Blender 2.57 Released — and It's Easy To Use! 221
An anonymous reader writes "Past Blender releases, as capable as they were, had learning curves somewhere between straight up and down and 90 degrees. The release of Blender 2.57 changes all that. No longer are simple features 'non discoverable.' It has more or less a completely redesigned user interface that is clean, sensible and newbie friendly (hey, I'm using it!). It has a handy tab interface for Actions/Properties such as Render, Scene, World and Object etc. Plus, it's fast and CPU friendly. I'm running the official Blender standalone binary on Fedora 14, with 2GB RAM , Radeon X1300 (free drivers) and a cheap CPU Intel duel e2200. No more more slow GUI, no more 100% unexplained CPU, just great stuff. Kudos to all who made this possible."
You're A Newbie (Score:5, Insightful)
Perhaps it really is now "easy to use". I doubt it. Many moons ago I downloaded Blender to give it a shot. I installed it, messed about for a while and was totally lost. Nothing made sense in it; I could barely figure out what I was supposed to be looking at or how to draw the simplest object. I gave up cursing the UI as completely impossible and arcane.
Some time later I decided to try it again. This time I didn't even try to figure it out, I just read the Complete Newbie tutorial and did exactly what it told me to do. All of a sudden Blender made sense and seemed quick and easy to use.
So, my recommendation is not to treat Blender like other packages, where you can figure it out by clicking around for a few minutes. You're a newbie. Do the tutorial. It will definitely save you a lot of annoyance.
Re:You're A Newbie (Score:3, Insightful)
Right, niche markets demand niche applications. Some tasks just aren't 'easy' by nature and if you dumb down your GUI ( and perhaps features ) to accommodate the average user, you alienate your true market.
I have always felt that production 3D work has been one of those markets.

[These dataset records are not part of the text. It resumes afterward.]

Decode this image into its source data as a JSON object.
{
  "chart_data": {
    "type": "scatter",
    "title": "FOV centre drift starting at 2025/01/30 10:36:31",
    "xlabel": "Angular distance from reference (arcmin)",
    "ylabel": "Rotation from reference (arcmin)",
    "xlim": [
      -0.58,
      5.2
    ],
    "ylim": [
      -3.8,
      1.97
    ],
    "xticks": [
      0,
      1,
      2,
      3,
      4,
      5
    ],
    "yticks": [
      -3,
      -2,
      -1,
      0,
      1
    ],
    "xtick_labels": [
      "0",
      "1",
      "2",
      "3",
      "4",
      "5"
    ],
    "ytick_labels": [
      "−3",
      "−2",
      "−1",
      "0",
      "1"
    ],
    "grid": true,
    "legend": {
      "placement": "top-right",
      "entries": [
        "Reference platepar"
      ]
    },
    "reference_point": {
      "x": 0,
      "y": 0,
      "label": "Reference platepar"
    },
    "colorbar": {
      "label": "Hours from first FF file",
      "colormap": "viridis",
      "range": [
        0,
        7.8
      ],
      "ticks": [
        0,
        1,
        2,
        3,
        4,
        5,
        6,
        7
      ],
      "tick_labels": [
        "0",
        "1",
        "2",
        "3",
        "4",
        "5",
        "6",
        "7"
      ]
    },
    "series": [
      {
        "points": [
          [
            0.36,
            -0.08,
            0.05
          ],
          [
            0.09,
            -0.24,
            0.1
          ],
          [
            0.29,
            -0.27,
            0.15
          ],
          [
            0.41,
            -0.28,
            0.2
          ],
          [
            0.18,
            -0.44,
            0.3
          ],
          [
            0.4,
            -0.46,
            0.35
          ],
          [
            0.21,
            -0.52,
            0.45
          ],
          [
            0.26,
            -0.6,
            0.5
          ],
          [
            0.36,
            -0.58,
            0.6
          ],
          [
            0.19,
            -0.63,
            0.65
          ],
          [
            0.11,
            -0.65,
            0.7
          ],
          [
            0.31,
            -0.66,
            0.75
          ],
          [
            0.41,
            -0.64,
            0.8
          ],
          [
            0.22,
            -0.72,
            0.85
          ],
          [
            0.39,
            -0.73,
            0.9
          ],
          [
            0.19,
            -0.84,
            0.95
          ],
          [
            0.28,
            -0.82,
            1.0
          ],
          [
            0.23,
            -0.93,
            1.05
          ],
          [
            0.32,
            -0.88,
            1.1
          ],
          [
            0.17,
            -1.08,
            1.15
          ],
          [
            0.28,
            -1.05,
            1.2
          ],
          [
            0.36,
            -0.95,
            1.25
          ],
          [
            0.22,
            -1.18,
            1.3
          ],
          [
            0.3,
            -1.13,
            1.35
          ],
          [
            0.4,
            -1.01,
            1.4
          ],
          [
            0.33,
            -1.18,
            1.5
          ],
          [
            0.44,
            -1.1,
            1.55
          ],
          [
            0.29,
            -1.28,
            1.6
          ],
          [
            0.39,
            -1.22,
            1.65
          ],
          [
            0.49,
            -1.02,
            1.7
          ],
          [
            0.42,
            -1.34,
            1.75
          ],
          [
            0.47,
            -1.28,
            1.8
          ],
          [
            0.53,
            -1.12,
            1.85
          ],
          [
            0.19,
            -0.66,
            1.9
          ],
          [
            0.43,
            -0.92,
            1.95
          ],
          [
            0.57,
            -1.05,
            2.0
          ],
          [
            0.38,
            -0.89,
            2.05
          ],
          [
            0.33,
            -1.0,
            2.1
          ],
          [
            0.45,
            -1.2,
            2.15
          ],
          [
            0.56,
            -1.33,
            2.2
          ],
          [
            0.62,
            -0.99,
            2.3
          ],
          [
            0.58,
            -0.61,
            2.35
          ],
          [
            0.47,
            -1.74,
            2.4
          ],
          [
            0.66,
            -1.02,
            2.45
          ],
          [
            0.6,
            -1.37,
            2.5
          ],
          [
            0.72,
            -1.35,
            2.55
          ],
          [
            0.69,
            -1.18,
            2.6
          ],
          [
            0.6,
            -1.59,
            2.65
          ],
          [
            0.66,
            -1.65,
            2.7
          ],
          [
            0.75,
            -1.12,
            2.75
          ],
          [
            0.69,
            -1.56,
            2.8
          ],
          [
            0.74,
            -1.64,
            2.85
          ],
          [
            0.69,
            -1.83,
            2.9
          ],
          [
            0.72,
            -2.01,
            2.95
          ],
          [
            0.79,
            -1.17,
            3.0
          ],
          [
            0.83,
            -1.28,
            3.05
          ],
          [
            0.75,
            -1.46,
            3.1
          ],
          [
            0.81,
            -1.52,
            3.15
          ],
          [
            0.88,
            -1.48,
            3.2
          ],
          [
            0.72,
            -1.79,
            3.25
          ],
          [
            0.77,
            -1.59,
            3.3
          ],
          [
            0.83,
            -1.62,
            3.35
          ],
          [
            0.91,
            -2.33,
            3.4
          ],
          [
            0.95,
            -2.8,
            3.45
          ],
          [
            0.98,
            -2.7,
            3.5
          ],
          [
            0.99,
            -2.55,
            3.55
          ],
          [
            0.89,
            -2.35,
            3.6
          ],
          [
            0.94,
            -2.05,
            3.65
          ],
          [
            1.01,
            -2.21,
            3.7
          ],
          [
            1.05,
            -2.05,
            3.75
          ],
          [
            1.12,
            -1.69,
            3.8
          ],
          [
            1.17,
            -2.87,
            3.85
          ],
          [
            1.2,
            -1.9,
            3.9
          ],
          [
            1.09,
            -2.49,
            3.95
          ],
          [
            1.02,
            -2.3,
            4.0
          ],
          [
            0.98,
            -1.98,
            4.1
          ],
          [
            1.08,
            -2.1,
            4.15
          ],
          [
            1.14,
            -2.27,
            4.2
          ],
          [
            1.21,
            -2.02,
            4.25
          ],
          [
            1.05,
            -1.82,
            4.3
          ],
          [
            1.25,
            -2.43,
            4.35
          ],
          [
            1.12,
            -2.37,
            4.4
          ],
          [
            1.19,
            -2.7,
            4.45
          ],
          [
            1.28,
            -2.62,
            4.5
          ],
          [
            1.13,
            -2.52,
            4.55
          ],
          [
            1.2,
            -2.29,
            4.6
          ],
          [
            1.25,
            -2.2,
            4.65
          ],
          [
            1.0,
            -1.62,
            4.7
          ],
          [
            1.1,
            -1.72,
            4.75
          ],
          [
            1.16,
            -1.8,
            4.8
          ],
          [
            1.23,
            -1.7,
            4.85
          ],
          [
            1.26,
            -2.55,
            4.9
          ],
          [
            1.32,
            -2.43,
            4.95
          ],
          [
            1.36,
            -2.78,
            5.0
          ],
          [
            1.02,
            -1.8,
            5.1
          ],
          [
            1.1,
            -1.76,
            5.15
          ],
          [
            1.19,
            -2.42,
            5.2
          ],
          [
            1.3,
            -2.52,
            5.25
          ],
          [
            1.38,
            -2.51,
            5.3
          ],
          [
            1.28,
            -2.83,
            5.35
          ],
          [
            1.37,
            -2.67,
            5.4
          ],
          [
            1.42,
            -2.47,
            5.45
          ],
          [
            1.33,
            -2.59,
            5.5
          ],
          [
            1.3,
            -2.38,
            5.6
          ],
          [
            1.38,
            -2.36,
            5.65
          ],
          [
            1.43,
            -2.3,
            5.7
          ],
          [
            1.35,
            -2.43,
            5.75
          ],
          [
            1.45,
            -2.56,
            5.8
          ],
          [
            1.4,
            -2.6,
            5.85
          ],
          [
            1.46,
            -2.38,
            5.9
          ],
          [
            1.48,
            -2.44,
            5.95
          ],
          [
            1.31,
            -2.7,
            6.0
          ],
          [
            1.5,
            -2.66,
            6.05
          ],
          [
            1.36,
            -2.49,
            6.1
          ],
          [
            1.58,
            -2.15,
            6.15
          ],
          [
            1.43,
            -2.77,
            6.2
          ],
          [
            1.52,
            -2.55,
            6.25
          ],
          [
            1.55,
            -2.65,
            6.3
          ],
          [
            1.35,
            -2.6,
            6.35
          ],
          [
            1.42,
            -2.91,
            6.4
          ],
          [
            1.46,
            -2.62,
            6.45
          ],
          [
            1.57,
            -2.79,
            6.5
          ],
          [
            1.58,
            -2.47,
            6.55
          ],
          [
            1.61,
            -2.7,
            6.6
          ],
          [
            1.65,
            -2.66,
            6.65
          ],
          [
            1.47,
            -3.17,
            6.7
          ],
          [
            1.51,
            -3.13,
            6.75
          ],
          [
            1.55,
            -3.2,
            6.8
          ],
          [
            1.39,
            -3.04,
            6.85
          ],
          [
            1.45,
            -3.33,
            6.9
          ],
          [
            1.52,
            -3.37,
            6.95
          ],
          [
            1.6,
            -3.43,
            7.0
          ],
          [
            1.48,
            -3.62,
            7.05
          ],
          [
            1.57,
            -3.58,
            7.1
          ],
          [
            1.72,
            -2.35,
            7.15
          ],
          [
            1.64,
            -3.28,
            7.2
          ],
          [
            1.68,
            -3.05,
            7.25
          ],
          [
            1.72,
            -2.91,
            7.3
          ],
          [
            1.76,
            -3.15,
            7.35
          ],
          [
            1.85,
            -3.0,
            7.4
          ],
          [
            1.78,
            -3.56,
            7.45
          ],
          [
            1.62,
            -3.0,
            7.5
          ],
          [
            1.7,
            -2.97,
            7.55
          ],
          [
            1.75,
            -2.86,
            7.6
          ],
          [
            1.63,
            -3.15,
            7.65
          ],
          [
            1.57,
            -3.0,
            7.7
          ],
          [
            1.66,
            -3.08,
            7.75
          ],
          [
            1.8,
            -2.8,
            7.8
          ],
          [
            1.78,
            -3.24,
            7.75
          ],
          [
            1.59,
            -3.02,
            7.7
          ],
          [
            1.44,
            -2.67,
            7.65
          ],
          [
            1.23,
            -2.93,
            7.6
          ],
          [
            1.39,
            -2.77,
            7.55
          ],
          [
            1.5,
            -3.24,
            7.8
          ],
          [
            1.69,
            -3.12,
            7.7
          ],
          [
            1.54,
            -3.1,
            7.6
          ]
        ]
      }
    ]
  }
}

Re:Fantastic News (Score:5, Insightful)
Gimp is an excellent example of old school window use -- where you do not blow up windows full screen, but work with overlapping windows. It allows you to work on multiple pictures at once, copying between them, without the toolbox, layer window or similar ever taking up more space. Even to/from other applications.
But to use it efficiently, you have to forget everything that Windows and Ubuntu has tried to teach you for the last decade; that you should only view a single window at a time, and that smaller windows raise on focus.
Return to the X way, and it makes perfect sense, unlike Photoshop, which takes over the screen, and then presents its windows within the master window.
Re:Fantastic News (Score:5, Insightful)
I disagree. Breaking usability for nix users is backwards.
Great... (Score:4, Insightful)
Re:It is easier to use, not easy to use (Score:4, Insightful)
Then you have restrictions generating from decades of previous programs - users that are used to manipulating things in particular ways, limitations of data containers, limitations in the ability to transfer data back and forth in a work flow.
Not to mention that working in 3D gets complicated fast. Not too many spherical cows in CG land.
Re:Great... (Score:4, Insightful)
Blender is easy.
3d art applications are just hard in general. There are tons of options, 3d is hard to grok for newbies.
Newbies can easily get blender since it's open source and free, thus there are many newbies like you running going "OMG blender hard." As someone who cut his teeth on 3ds max, I found Blender hard for the first hour (adjustment period) and it was all downhill from there.